While we were on the island, we drove south as far as the road went to visit Fielding Garr Ranch. It was established way back in the mid-1800s and still was a working ranch into the 1980s. Today it’s a museum though they had horses in the corral on this visit. Of course I was most interested in the sheep shearing barn:
Stations for lots of shearers to work up above there at once while others fed the sheep in to the narrow corridor at the back with individual holding pens for each shearer. There’s a conveyor belt to take the fleeces down to the end where they popped right into a big bag. At one time there were as many as 10,000 sheep that needed to be shorn here! The ranch also has many displays in the buildings showing how the families lived and worked on the ranch. There’s a grove of some of the only trees on the island here fed by a spring and high in one tree we found:
This big horned owl! Isn’t she lovely? She gave me a great stare while I was trying to zoom in on her.

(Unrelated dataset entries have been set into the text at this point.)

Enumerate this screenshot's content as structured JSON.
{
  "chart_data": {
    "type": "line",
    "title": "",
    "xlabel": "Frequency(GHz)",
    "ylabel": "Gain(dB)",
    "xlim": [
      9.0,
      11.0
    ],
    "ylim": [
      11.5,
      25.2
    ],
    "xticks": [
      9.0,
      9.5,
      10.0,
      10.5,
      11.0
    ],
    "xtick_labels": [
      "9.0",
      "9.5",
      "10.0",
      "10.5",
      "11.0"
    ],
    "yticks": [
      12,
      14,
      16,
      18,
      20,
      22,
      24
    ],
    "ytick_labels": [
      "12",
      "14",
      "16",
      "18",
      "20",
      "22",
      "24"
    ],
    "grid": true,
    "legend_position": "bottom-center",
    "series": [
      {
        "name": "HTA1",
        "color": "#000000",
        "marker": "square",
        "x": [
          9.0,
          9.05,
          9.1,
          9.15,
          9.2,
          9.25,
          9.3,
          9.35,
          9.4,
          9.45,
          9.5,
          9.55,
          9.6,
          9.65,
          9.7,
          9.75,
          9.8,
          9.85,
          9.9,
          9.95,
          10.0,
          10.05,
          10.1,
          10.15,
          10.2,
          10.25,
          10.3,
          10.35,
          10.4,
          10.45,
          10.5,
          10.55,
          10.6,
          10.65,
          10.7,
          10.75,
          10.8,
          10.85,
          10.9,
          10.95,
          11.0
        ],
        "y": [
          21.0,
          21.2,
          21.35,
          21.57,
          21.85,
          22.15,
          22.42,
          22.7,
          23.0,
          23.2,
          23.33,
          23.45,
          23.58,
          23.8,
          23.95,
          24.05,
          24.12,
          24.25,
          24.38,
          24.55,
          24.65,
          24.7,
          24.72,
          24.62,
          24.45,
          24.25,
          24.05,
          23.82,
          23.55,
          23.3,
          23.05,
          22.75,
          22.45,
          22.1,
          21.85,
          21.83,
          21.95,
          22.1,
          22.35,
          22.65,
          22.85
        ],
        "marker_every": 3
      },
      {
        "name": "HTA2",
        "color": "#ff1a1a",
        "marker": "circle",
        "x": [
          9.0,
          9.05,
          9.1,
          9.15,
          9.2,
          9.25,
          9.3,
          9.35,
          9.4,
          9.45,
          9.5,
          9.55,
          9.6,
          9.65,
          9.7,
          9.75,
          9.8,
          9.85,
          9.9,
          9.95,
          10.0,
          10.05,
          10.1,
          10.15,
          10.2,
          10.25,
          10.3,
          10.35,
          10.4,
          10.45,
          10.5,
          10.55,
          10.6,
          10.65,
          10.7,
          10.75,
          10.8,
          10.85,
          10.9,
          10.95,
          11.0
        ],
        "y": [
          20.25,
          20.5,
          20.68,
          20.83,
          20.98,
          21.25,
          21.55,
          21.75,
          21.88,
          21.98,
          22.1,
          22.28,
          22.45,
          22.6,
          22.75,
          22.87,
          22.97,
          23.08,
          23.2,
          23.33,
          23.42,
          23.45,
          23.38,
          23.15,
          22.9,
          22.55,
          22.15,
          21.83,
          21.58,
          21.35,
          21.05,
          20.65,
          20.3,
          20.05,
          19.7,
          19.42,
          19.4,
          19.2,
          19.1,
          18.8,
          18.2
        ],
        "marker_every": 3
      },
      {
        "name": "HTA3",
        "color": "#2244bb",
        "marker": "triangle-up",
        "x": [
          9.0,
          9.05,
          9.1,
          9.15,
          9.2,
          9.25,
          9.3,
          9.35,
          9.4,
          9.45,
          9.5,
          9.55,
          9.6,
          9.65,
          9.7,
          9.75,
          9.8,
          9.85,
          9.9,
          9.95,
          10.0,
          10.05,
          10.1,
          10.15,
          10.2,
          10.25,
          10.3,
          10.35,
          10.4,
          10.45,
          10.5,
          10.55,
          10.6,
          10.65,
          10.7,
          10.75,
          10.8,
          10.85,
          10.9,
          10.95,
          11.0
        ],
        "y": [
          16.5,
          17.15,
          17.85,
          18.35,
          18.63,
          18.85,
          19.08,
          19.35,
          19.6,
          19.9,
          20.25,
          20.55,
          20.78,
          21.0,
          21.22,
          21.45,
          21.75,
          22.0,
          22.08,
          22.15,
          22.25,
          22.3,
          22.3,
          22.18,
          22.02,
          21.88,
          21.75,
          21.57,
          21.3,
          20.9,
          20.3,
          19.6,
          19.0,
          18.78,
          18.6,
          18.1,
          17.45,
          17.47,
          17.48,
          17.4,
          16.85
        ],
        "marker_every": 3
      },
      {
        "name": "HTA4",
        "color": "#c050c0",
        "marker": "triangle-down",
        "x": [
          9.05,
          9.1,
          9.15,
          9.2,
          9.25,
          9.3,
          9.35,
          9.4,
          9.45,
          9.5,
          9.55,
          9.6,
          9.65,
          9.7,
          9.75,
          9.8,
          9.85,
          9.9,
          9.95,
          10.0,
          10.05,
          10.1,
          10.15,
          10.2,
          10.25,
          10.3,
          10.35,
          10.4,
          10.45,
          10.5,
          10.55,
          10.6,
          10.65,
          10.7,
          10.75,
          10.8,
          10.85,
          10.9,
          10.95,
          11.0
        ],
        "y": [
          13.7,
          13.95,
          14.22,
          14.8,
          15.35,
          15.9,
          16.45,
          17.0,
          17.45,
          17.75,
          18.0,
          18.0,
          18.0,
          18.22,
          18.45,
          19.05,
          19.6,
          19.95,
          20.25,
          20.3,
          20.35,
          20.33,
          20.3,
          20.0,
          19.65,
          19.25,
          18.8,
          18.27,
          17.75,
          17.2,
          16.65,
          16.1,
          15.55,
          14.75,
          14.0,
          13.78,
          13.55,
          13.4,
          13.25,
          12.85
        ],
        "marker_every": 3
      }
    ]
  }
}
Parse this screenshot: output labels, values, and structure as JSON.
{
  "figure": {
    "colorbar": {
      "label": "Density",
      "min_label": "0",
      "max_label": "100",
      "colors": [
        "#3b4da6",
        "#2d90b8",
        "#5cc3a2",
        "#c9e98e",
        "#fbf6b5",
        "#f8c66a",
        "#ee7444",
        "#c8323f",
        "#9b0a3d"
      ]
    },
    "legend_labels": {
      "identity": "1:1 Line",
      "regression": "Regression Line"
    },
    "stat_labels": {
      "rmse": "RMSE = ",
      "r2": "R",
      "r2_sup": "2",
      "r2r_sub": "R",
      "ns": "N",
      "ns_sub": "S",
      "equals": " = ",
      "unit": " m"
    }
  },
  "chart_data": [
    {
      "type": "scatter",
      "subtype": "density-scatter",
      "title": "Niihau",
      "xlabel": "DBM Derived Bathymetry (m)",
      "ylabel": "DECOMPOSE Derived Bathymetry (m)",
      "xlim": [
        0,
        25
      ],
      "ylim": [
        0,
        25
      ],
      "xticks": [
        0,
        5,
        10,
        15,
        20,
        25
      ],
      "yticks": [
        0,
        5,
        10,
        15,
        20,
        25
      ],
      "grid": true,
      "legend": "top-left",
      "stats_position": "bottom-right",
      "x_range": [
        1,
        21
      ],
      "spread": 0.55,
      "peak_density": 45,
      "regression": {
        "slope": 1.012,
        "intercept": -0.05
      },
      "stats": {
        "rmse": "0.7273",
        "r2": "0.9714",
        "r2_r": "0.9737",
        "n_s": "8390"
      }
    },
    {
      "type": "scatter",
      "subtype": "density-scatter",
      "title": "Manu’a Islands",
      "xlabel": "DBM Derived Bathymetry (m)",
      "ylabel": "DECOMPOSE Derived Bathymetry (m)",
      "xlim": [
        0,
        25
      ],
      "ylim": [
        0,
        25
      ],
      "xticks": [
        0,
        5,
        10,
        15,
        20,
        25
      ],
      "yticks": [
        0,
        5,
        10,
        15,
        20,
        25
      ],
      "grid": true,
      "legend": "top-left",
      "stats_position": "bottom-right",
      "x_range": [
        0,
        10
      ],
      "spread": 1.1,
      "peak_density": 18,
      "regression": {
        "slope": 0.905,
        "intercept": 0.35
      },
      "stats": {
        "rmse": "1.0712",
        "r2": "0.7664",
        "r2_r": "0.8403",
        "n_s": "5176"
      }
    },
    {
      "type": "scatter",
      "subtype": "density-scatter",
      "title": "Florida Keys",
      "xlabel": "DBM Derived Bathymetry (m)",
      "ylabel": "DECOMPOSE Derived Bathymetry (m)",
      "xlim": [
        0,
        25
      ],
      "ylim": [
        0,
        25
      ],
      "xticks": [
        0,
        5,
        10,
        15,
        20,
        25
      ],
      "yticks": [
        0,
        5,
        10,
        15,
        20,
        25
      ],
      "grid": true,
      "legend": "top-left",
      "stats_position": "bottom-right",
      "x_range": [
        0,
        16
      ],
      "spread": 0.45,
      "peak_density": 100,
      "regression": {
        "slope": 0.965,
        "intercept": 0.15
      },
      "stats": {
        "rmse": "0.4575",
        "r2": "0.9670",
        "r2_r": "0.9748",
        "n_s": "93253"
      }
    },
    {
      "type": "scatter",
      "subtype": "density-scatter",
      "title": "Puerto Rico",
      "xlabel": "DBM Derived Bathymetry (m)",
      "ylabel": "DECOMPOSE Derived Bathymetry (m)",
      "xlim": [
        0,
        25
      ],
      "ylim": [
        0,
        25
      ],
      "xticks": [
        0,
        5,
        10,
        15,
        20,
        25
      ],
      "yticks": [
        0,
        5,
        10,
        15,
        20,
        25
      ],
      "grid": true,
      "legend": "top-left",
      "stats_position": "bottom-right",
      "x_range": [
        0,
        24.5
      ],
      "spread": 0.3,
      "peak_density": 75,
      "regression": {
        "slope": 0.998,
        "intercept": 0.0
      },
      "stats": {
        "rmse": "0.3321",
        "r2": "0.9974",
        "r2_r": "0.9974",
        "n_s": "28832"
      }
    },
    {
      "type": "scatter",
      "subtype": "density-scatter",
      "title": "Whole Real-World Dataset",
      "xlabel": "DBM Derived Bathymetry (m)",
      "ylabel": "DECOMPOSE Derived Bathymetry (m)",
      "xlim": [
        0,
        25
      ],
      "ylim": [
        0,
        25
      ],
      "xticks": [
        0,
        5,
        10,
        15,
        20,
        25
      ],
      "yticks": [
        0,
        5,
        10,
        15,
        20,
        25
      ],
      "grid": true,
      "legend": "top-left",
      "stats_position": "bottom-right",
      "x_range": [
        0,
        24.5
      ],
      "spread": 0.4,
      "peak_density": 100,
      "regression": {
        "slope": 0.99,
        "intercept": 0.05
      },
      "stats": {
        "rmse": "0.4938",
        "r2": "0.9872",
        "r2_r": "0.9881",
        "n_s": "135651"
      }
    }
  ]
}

Next we were off north again and a little east into Idaho and Craters of the Moon. We’ve been here before several times but camping in the lava just doesn’t get old:
See how dusty and dirty the poor van is? Not to mention the bikes on the back. I didn’t yet mention the fact that we managed to forget the keys to the Bionx batteries for those bikes. Doh. That meant that we basically had regular bikes. Or at least Thom did. He managed to hook my battery up without locking it by wrapping it in with bungie cords but unfortunately he couldn’t do that with his differently-shaped battery pack. So I got to zoom up the hills while he had to peddle. Oops. And the loop road in Craters is a perfect place to cycle with very little traffic and a nice smooth surface. We visited the usual sights, especially the lava tubes (after getting our free caving permit). We did remember to bring the caving headlamps! Though you don’t need them for Indian Cave because the roof has skylights. My favourite part is the exit:
You climb out this little hole and then you have to walk back across the pa-hoe-hoe (luckily smoother than the jumbled a’a) lava following metal stake markers to the trail. Fun!
We also climbed into Boy Scout Cave to see if the ice was still there in the corners. Yup, it was. That one’s a bit tricky to get into but Beauty Cave is easy because it doesn’t go very far anymore since part of the roof collapsed. Gee, I’m glad I got over my fear of caves! I used to be terrified of being underground. Now it’s only underground parking lots that give me heebies. Real caves – no problem. Go figure.
Well, this is getting pretty long. I’ll continue next time with the last two states, Oregon and Washington.
Meanwhile, I finally finished my last pair of socks while chatting last night at our very enjoyable Thanksgiving Dinner. They were almost done on the way home from our vacation but seem to have taken forever just to do the ribbing. And I’ve already started a new knitting project plus begun spinning wool for what is going to be a rather long-term project. (Hint: fine yarn/large garment.) I’m still organising my next sewing projects but I expect progress on that front very soon. I’m mostly enjoying being at home. It’s raining. That always squelches any desire I might have to be anywhere else!
2 comments:
Well! Since everyone else is saving their comments for the end, I'll comment here. It's not too long but too short!! I'm enjoying your journey once again. I always wanted to visit caves, geysers, weird holes & hike through the prehistoric wilderness but I have to do it from an armchair now. You just need to take more pictures, dammit.
So how many hundred photos would you like, Sharon? Sorry I can't put them all on Blogger! I was just aiming for the highlights.